25.04.2008 - 25.06.2008
GO MIO. Der geheime Grund der Weltkultur / eine Installation über das Forschungsinstitut für das Backen kleinerer Brötchen.
Seit Beginn ihrer Zusammenarbeit 1983 nutzen Marie-Antoinette Chiarenza und Daniel Hauser, Gründer und Betreiber der Züricher Gruppe RELAX, die Kunst als Mittel, um gesellschaftliche Werte zu hinterfragen und Handlungsräume auszubauen. Das Atelier erscheint ihnen als abwegiger Ort, um Gegenwartskunst zu produzieren. Vielmehr geht es ihnen um ganz eigene Antworten auf die Frage, was Kunst zu leisten vermag, wenn sie ihr gewohntes Betriebsterritorium (das Atelier, die Museen und Galerien) verlässt und zur forschenden Institution wird, wie es der Bildenden Kunst in interdisziplinären Projekten mit Wissenschaftlern, Ökonomen und Kuratoren zugetraut und abverlangt wird. Der öffentliche Raum, die verschiedensten Kontexte des Kulturbetriebes und ebenso kunstfremde Orte beziehen sie in ihre Untersuchungsfelder ein. Dabei riskieren sie nicht selten, mit dem Kunstpublikum auch ihre künstlerische Legitimität zu verlieren.
RELAX war im Rahmen eines dreiteiligen Forschungsvorhabens (Projekt „Borderline“) zu Gast auf dem Gelände des Weltkulturerbes „Zollverein“, das als herausragendes Beispiel dafür gilt, durch die Künste „kreative“ Verwandlungsflächen im Ruhrgebiet zu schaffen. Dort sollen Kunst, Tanz und Design für jene Visionen sorgen, für die vor langer Zeit einmal Architekten, Ingenieure und Wissenschaftler verantwortlich waren. Doch können das die Künste das überhaupt?
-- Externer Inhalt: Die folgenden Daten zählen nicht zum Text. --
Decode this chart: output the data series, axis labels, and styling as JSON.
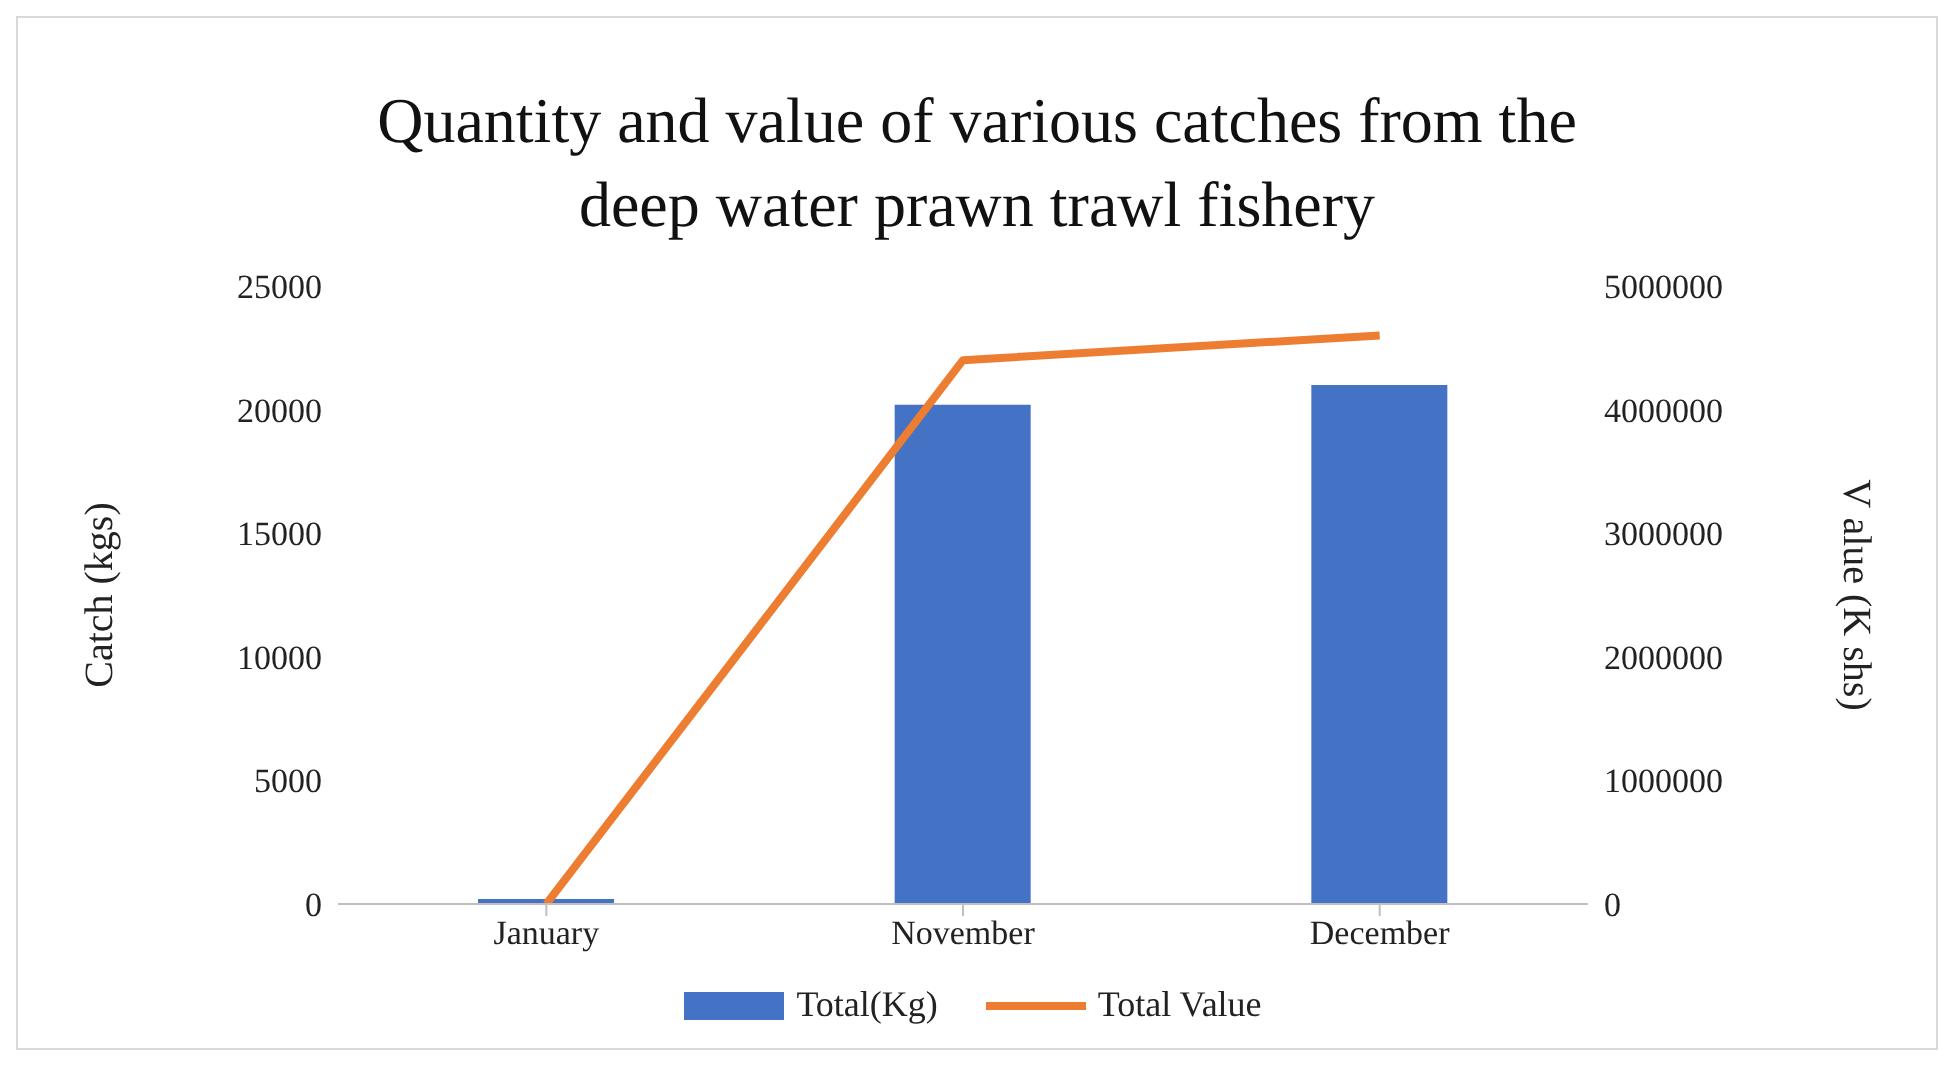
{
  "chart_data": {
    "type": "bar",
    "title": "Quantity and value of various catches from the deep water prawn trawl fishery",
    "ylabel": "Catch (kgs)",
    "y2label": "V alue (K shs)",
    "categories": [
      "January",
      "November",
      "December"
    ],
    "series": [
      {
        "name": "Total(Kg)",
        "color": "#4472c4",
        "values": [
          200,
          20200,
          21000
        ]
      },
      {
        "name": "Total Value",
        "type": "line",
        "axis": "y2",
        "color": "#ed7d31",
        "values": [
          0,
          4400000,
          4600000
        ]
      }
    ],
    "ylim": [
      0,
      25000
    ],
    "yticks": [
      0,
      5000,
      10000,
      15000,
      20000,
      25000
    ],
    "y2lim": [
      0,
      5000000
    ],
    "y2ticks": [
      0,
      1000000,
      2000000,
      3000000,
      4000000,
      5000000
    ],
    "legend": "bottom",
    "marker": "none"
  }
}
Mit der überraschenden Isolation der zahlreichen Kulturanbieter auf dem Zollverein-Gelände konfrontiert, versuchte RELAX die lokale und regionale kulturelle Szene ebenso auf das kulturelle Bauland „Zollverein“ einzuladen wie die lokalen Erben der Industriegeschichte. Darunter gehörten auch die Anwohner und Dienstleistenden, die vor den Toren wohnenden Nachbarn der Zeche, die sich heute als Experimentallabor versteht.
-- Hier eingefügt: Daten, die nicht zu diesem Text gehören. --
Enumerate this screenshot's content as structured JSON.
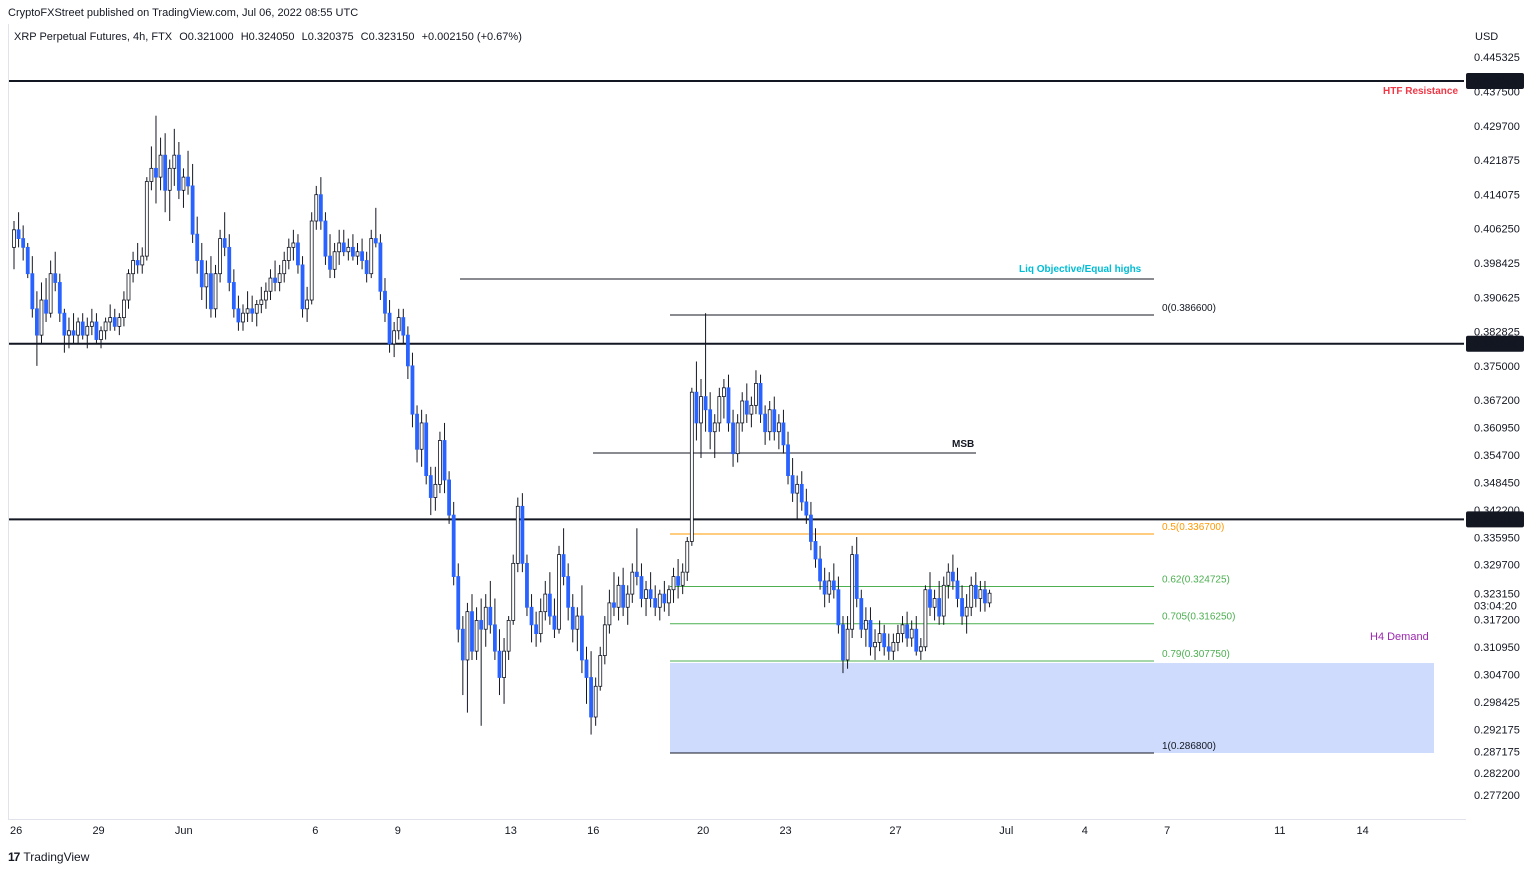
{
  "header": {
    "publisher": "CryptoFXStreet published on TradingView.com, Jul 06, 2022 08:55 UTC",
    "symbol": "XRP Perpetual Futures, 4h, FTX",
    "open": "O0.321000",
    "high": "H0.324050",
    "low": "L0.320375",
    "close": "C0.323150",
    "change": "+0.002150 (+0.67%)"
  },
  "currency": "USD",
  "footer": {
    "brand": "TradingView",
    "mark": "17"
  },
  "colors": {
    "up_candle": "#ffffff",
    "down_candle": "#2962ff",
    "candle_wick": "#131722",
    "resistance_label": "#f23645",
    "liq_label": "#00bcd4",
    "fib_05": "#ff9800",
    "fib_green": "#4caf50",
    "demand_fill": "#c5d5fb",
    "demand_label": "#9c27b0"
  },
  "chart_data": {
    "type": "candlestick",
    "title": "XRP Perpetual Futures, 4h, FTX",
    "ylabel": "USD",
    "ylim": [
      0.27,
      0.452
    ],
    "y_ticks": [
      "0.445325",
      "0.437500",
      "0.429700",
      "0.421875",
      "0.414075",
      "0.406250",
      "0.398425",
      "0.390625",
      "0.382825",
      "0.375000",
      "0.367200",
      "0.360950",
      "0.354700",
      "0.348450",
      "0.342200",
      "0.335950",
      "0.329700",
      "0.323150",
      "0.317200",
      "0.310950",
      "0.304700",
      "0.298425",
      "0.292175",
      "0.287175",
      "0.282200",
      "0.277200"
    ],
    "x_ticks": [
      {
        "label": "26",
        "bar": 0
      },
      {
        "label": "29",
        "bar": 18
      },
      {
        "label": "Jun",
        "bar": 36
      },
      {
        "label": "6",
        "bar": 66
      },
      {
        "label": "9",
        "bar": 84
      },
      {
        "label": "13",
        "bar": 108
      },
      {
        "label": "16",
        "bar": 126
      },
      {
        "label": "20",
        "bar": 150
      },
      {
        "label": "23",
        "bar": 168
      },
      {
        "label": "27",
        "bar": 192
      },
      {
        "label": "Jul",
        "bar": 216
      },
      {
        "label": "4",
        "bar": 234
      },
      {
        "label": "7",
        "bar": 252
      },
      {
        "label": "11",
        "bar": 276
      },
      {
        "label": "14",
        "bar": 294
      }
    ],
    "price_badges": [
      {
        "price": 0.4399,
        "label": "0.439900"
      },
      {
        "price": 0.38005,
        "label": "0.380050"
      },
      {
        "price": 0.340025,
        "label": "0.340025"
      }
    ],
    "horizontal_levels": [
      0.4399,
      0.38005,
      0.340025
    ],
    "annotations": {
      "htf_resistance": "HTF Resistance",
      "liq_objective": "Liq Objective/Equal highs",
      "msb": "MSB",
      "h4_demand": "H4 Demand",
      "countdown": "03:04:20",
      "last_price": "0.323150"
    },
    "fibonacci": [
      {
        "level": "0",
        "price": 0.3866,
        "label": "0(0.386600)",
        "color": "#131722"
      },
      {
        "level": "0.5",
        "price": 0.3367,
        "label": "0.5(0.336700)",
        "color": "#ff9800"
      },
      {
        "level": "0.62",
        "price": 0.324725,
        "label": "0.62(0.324725)",
        "color": "#4caf50"
      },
      {
        "level": "0.705",
        "price": 0.31625,
        "label": "0.705(0.316250)",
        "color": "#4caf50"
      },
      {
        "level": "0.79",
        "price": 0.30775,
        "label": "0.79(0.307750)",
        "color": "#4caf50"
      },
      {
        "level": "1",
        "price": 0.2868,
        "label": "1(0.286800)",
        "color": "#131722"
      }
    ],
    "demand_zone": {
      "top": 0.3073,
      "bottom": 0.2868
    },
    "ohlc": [
      [
        0.402,
        0.408,
        0.397,
        0.406
      ],
      [
        0.406,
        0.41,
        0.402,
        0.404
      ],
      [
        0.404,
        0.407,
        0.399,
        0.402
      ],
      [
        0.402,
        0.403,
        0.395,
        0.396
      ],
      [
        0.396,
        0.4,
        0.386,
        0.388
      ],
      [
        0.388,
        0.392,
        0.375,
        0.382
      ],
      [
        0.382,
        0.394,
        0.38,
        0.39
      ],
      [
        0.39,
        0.395,
        0.385,
        0.387
      ],
      [
        0.387,
        0.399,
        0.386,
        0.396
      ],
      [
        0.396,
        0.401,
        0.392,
        0.394
      ],
      [
        0.394,
        0.396,
        0.385,
        0.387
      ],
      [
        0.387,
        0.388,
        0.378,
        0.382
      ],
      [
        0.382,
        0.386,
        0.379,
        0.383
      ],
      [
        0.383,
        0.387,
        0.38,
        0.382
      ],
      [
        0.382,
        0.386,
        0.38,
        0.385
      ],
      [
        0.385,
        0.387,
        0.381,
        0.382
      ],
      [
        0.382,
        0.386,
        0.379,
        0.384
      ],
      [
        0.384,
        0.388,
        0.382,
        0.385
      ],
      [
        0.385,
        0.387,
        0.38,
        0.381
      ],
      [
        0.381,
        0.384,
        0.379,
        0.383
      ],
      [
        0.383,
        0.386,
        0.381,
        0.385
      ],
      [
        0.385,
        0.389,
        0.383,
        0.386
      ],
      [
        0.386,
        0.388,
        0.383,
        0.384
      ],
      [
        0.384,
        0.387,
        0.382,
        0.386
      ],
      [
        0.386,
        0.392,
        0.384,
        0.39
      ],
      [
        0.39,
        0.397,
        0.388,
        0.396
      ],
      [
        0.396,
        0.401,
        0.394,
        0.399
      ],
      [
        0.399,
        0.403,
        0.396,
        0.398
      ],
      [
        0.398,
        0.402,
        0.396,
        0.4
      ],
      [
        0.4,
        0.418,
        0.399,
        0.417
      ],
      [
        0.417,
        0.425,
        0.415,
        0.42
      ],
      [
        0.42,
        0.432,
        0.412,
        0.418
      ],
      [
        0.418,
        0.427,
        0.415,
        0.423
      ],
      [
        0.423,
        0.428,
        0.41,
        0.415
      ],
      [
        0.415,
        0.422,
        0.408,
        0.42
      ],
      [
        0.42,
        0.429,
        0.416,
        0.423
      ],
      [
        0.423,
        0.426,
        0.413,
        0.415
      ],
      [
        0.415,
        0.42,
        0.411,
        0.418
      ],
      [
        0.418,
        0.424,
        0.414,
        0.416
      ],
      [
        0.416,
        0.421,
        0.403,
        0.405
      ],
      [
        0.405,
        0.409,
        0.396,
        0.399
      ],
      [
        0.399,
        0.403,
        0.39,
        0.393
      ],
      [
        0.393,
        0.399,
        0.388,
        0.396
      ],
      [
        0.396,
        0.4,
        0.386,
        0.388
      ],
      [
        0.388,
        0.398,
        0.386,
        0.396
      ],
      [
        0.396,
        0.406,
        0.394,
        0.404
      ],
      [
        0.404,
        0.41,
        0.4,
        0.402
      ],
      [
        0.402,
        0.405,
        0.392,
        0.394
      ],
      [
        0.394,
        0.397,
        0.386,
        0.388
      ],
      [
        0.388,
        0.391,
        0.383,
        0.385
      ],
      [
        0.385,
        0.389,
        0.383,
        0.387
      ],
      [
        0.387,
        0.392,
        0.385,
        0.388
      ],
      [
        0.388,
        0.391,
        0.385,
        0.387
      ],
      [
        0.387,
        0.39,
        0.384,
        0.389
      ],
      [
        0.389,
        0.393,
        0.387,
        0.39
      ],
      [
        0.39,
        0.394,
        0.388,
        0.392
      ],
      [
        0.392,
        0.397,
        0.39,
        0.395
      ],
      [
        0.395,
        0.399,
        0.392,
        0.394
      ],
      [
        0.394,
        0.398,
        0.392,
        0.396
      ],
      [
        0.396,
        0.401,
        0.394,
        0.399
      ],
      [
        0.399,
        0.404,
        0.397,
        0.402
      ],
      [
        0.402,
        0.406,
        0.399,
        0.403
      ],
      [
        0.403,
        0.405,
        0.396,
        0.398
      ],
      [
        0.398,
        0.4,
        0.386,
        0.388
      ],
      [
        0.388,
        0.393,
        0.385,
        0.39
      ],
      [
        0.39,
        0.41,
        0.389,
        0.408
      ],
      [
        0.408,
        0.416,
        0.406,
        0.414
      ],
      [
        0.414,
        0.418,
        0.406,
        0.408
      ],
      [
        0.408,
        0.41,
        0.398,
        0.4
      ],
      [
        0.4,
        0.405,
        0.395,
        0.397
      ],
      [
        0.397,
        0.403,
        0.395,
        0.401
      ],
      [
        0.401,
        0.406,
        0.398,
        0.403
      ],
      [
        0.403,
        0.406,
        0.4,
        0.401
      ],
      [
        0.401,
        0.404,
        0.399,
        0.402
      ],
      [
        0.402,
        0.405,
        0.399,
        0.4
      ],
      [
        0.4,
        0.403,
        0.398,
        0.401
      ],
      [
        0.401,
        0.404,
        0.397,
        0.399
      ],
      [
        0.399,
        0.401,
        0.394,
        0.396
      ],
      [
        0.396,
        0.406,
        0.395,
        0.404
      ],
      [
        0.404,
        0.411,
        0.402,
        0.403
      ],
      [
        0.403,
        0.405,
        0.39,
        0.392
      ],
      [
        0.392,
        0.395,
        0.385,
        0.387
      ],
      [
        0.387,
        0.39,
        0.378,
        0.38
      ],
      [
        0.38,
        0.385,
        0.377,
        0.383
      ],
      [
        0.383,
        0.388,
        0.381,
        0.386
      ],
      [
        0.386,
        0.388,
        0.38,
        0.382
      ],
      [
        0.382,
        0.384,
        0.372,
        0.375
      ],
      [
        0.375,
        0.378,
        0.361,
        0.364
      ],
      [
        0.364,
        0.366,
        0.353,
        0.356
      ],
      [
        0.356,
        0.365,
        0.352,
        0.362
      ],
      [
        0.362,
        0.364,
        0.348,
        0.35
      ],
      [
        0.35,
        0.352,
        0.341,
        0.345
      ],
      [
        0.345,
        0.352,
        0.342,
        0.348
      ],
      [
        0.348,
        0.36,
        0.346,
        0.358
      ],
      [
        0.358,
        0.362,
        0.346,
        0.349
      ],
      [
        0.349,
        0.351,
        0.339,
        0.341
      ],
      [
        0.341,
        0.344,
        0.325,
        0.327
      ],
      [
        0.327,
        0.33,
        0.312,
        0.315
      ],
      [
        0.315,
        0.318,
        0.3,
        0.308
      ],
      [
        0.308,
        0.321,
        0.296,
        0.319
      ],
      [
        0.319,
        0.323,
        0.308,
        0.31
      ],
      [
        0.31,
        0.32,
        0.308,
        0.317
      ],
      [
        0.317,
        0.322,
        0.293,
        0.315
      ],
      [
        0.315,
        0.323,
        0.311,
        0.32
      ],
      [
        0.32,
        0.326,
        0.314,
        0.316
      ],
      [
        0.316,
        0.322,
        0.308,
        0.31
      ],
      [
        0.31,
        0.315,
        0.3,
        0.304
      ],
      [
        0.304,
        0.313,
        0.298,
        0.31
      ],
      [
        0.31,
        0.318,
        0.308,
        0.317
      ],
      [
        0.317,
        0.332,
        0.316,
        0.33
      ],
      [
        0.33,
        0.345,
        0.328,
        0.343
      ],
      [
        0.343,
        0.346,
        0.328,
        0.33
      ],
      [
        0.33,
        0.332,
        0.318,
        0.32
      ],
      [
        0.32,
        0.323,
        0.312,
        0.316
      ],
      [
        0.316,
        0.319,
        0.311,
        0.314
      ],
      [
        0.314,
        0.322,
        0.312,
        0.319
      ],
      [
        0.319,
        0.326,
        0.317,
        0.323
      ],
      [
        0.323,
        0.328,
        0.316,
        0.318
      ],
      [
        0.318,
        0.322,
        0.313,
        0.315
      ],
      [
        0.315,
        0.334,
        0.314,
        0.332
      ],
      [
        0.332,
        0.338,
        0.325,
        0.327
      ],
      [
        0.327,
        0.33,
        0.317,
        0.32
      ],
      [
        0.32,
        0.323,
        0.312,
        0.315
      ],
      [
        0.315,
        0.32,
        0.31,
        0.318
      ],
      [
        0.318,
        0.325,
        0.305,
        0.308
      ],
      [
        0.308,
        0.311,
        0.298,
        0.304
      ],
      [
        0.304,
        0.31,
        0.291,
        0.295
      ],
      [
        0.295,
        0.304,
        0.293,
        0.302
      ],
      [
        0.302,
        0.311,
        0.301,
        0.309
      ],
      [
        0.309,
        0.318,
        0.307,
        0.316
      ],
      [
        0.316,
        0.324,
        0.314,
        0.321
      ],
      [
        0.321,
        0.328,
        0.318,
        0.32
      ],
      [
        0.32,
        0.327,
        0.317,
        0.325
      ],
      [
        0.325,
        0.329,
        0.318,
        0.32
      ],
      [
        0.32,
        0.325,
        0.316,
        0.323
      ],
      [
        0.323,
        0.33,
        0.321,
        0.328
      ],
      [
        0.328,
        0.338,
        0.325,
        0.327
      ],
      [
        0.327,
        0.33,
        0.32,
        0.322
      ],
      [
        0.322,
        0.326,
        0.318,
        0.324
      ],
      [
        0.324,
        0.328,
        0.32,
        0.322
      ],
      [
        0.322,
        0.325,
        0.318,
        0.32
      ],
      [
        0.32,
        0.324,
        0.317,
        0.323
      ],
      [
        0.323,
        0.326,
        0.319,
        0.321
      ],
      [
        0.321,
        0.325,
        0.318,
        0.324
      ],
      [
        0.324,
        0.329,
        0.321,
        0.327
      ],
      [
        0.327,
        0.331,
        0.322,
        0.325
      ],
      [
        0.325,
        0.33,
        0.323,
        0.328
      ],
      [
        0.328,
        0.336,
        0.326,
        0.335
      ],
      [
        0.335,
        0.37,
        0.334,
        0.369
      ],
      [
        0.369,
        0.376,
        0.358,
        0.362
      ],
      [
        0.362,
        0.372,
        0.354,
        0.368
      ],
      [
        0.368,
        0.387,
        0.36,
        0.365
      ],
      [
        0.365,
        0.369,
        0.356,
        0.36
      ],
      [
        0.36,
        0.364,
        0.354,
        0.362
      ],
      [
        0.362,
        0.37,
        0.36,
        0.368
      ],
      [
        0.368,
        0.372,
        0.363,
        0.37
      ],
      [
        0.37,
        0.373,
        0.36,
        0.362
      ],
      [
        0.362,
        0.365,
        0.352,
        0.355
      ],
      [
        0.355,
        0.364,
        0.353,
        0.362
      ],
      [
        0.362,
        0.369,
        0.36,
        0.367
      ],
      [
        0.367,
        0.371,
        0.362,
        0.364
      ],
      [
        0.364,
        0.368,
        0.361,
        0.366
      ],
      [
        0.366,
        0.374,
        0.364,
        0.371
      ],
      [
        0.371,
        0.373,
        0.362,
        0.364
      ],
      [
        0.364,
        0.366,
        0.357,
        0.36
      ],
      [
        0.36,
        0.367,
        0.358,
        0.365
      ],
      [
        0.365,
        0.368,
        0.358,
        0.36
      ],
      [
        0.36,
        0.364,
        0.356,
        0.362
      ],
      [
        0.362,
        0.365,
        0.355,
        0.357
      ],
      [
        0.357,
        0.36,
        0.348,
        0.35
      ],
      [
        0.35,
        0.354,
        0.344,
        0.346
      ],
      [
        0.346,
        0.35,
        0.34,
        0.348
      ],
      [
        0.348,
        0.351,
        0.342,
        0.344
      ],
      [
        0.344,
        0.347,
        0.339,
        0.341
      ],
      [
        0.341,
        0.344,
        0.333,
        0.335
      ],
      [
        0.335,
        0.338,
        0.329,
        0.331
      ],
      [
        0.331,
        0.334,
        0.324,
        0.326
      ],
      [
        0.326,
        0.329,
        0.32,
        0.323
      ],
      [
        0.323,
        0.328,
        0.321,
        0.326
      ],
      [
        0.326,
        0.33,
        0.322,
        0.324
      ],
      [
        0.324,
        0.327,
        0.314,
        0.316
      ],
      [
        0.316,
        0.318,
        0.305,
        0.308
      ],
      [
        0.308,
        0.318,
        0.306,
        0.315
      ],
      [
        0.315,
        0.334,
        0.313,
        0.332
      ],
      [
        0.332,
        0.336,
        0.32,
        0.322
      ],
      [
        0.322,
        0.324,
        0.313,
        0.315
      ],
      [
        0.315,
        0.32,
        0.311,
        0.317
      ],
      [
        0.317,
        0.32,
        0.309,
        0.311
      ],
      [
        0.311,
        0.315,
        0.308,
        0.312
      ],
      [
        0.312,
        0.317,
        0.31,
        0.314
      ],
      [
        0.314,
        0.316,
        0.309,
        0.311
      ],
      [
        0.311,
        0.314,
        0.308,
        0.31
      ],
      [
        0.31,
        0.314,
        0.308,
        0.312
      ],
      [
        0.312,
        0.316,
        0.31,
        0.314
      ],
      [
        0.314,
        0.318,
        0.312,
        0.316
      ],
      [
        0.316,
        0.319,
        0.311,
        0.313
      ],
      [
        0.313,
        0.317,
        0.311,
        0.315
      ],
      [
        0.315,
        0.318,
        0.309,
        0.31
      ],
      [
        0.31,
        0.313,
        0.308,
        0.311
      ],
      [
        0.311,
        0.325,
        0.31,
        0.324
      ],
      [
        0.324,
        0.328,
        0.318,
        0.32
      ],
      [
        0.32,
        0.324,
        0.317,
        0.322
      ],
      [
        0.322,
        0.326,
        0.316,
        0.318
      ],
      [
        0.318,
        0.327,
        0.316,
        0.325
      ],
      [
        0.325,
        0.33,
        0.322,
        0.328
      ],
      [
        0.328,
        0.332,
        0.324,
        0.326
      ],
      [
        0.326,
        0.329,
        0.32,
        0.322
      ],
      [
        0.322,
        0.325,
        0.316,
        0.318
      ],
      [
        0.318,
        0.323,
        0.314,
        0.32
      ],
      [
        0.32,
        0.327,
        0.318,
        0.325
      ],
      [
        0.325,
        0.328,
        0.32,
        0.322
      ],
      [
        0.322,
        0.326,
        0.319,
        0.324
      ],
      [
        0.324,
        0.326,
        0.319,
        0.321
      ],
      [
        0.321,
        0.324,
        0.32,
        0.3232
      ]
    ]
  }
}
Entstanden ist eine Installation, die die verstreuten und entfernten Verwandten der Zollverein-Familie miteinander zu verbinden, am Ende gar zu verbünden sucht. Freilich geschieht das nicht ganz ohne Hintersinn. Kann Kunst tatsächlich einen gemeinsamen Nenner der disparaten Interessen finden? RELAX wird im Museum Folkwang wie eine Art Beobachtungsstation außerhalb des Zollverein-Areals – ein Modell der künstlerischen Forschungsarbeit, aber auch der Verwertung, Institutionalisierung und Umnutzung künstlerischer Strategien präsentieren. RELAX wird in der Ausstellung selbst ebenso sehr zum Forschungsgegenstand wie der gesellschaftliche Auftrag, den die Künstler so gewissenhaft wie möglich zu erfüllen suchten. GO MIO (in Anspielung auf einen bekannten Reiseführer für Genießer) wird zum Modell künstlerischer Sinn- und Bedeutungsfabrikation. Es stellt damit auch die Rolle in Frage, die Kunst und Kultur gegenwärtig als symbolischen Therapiemitteln zugeschrieben wird.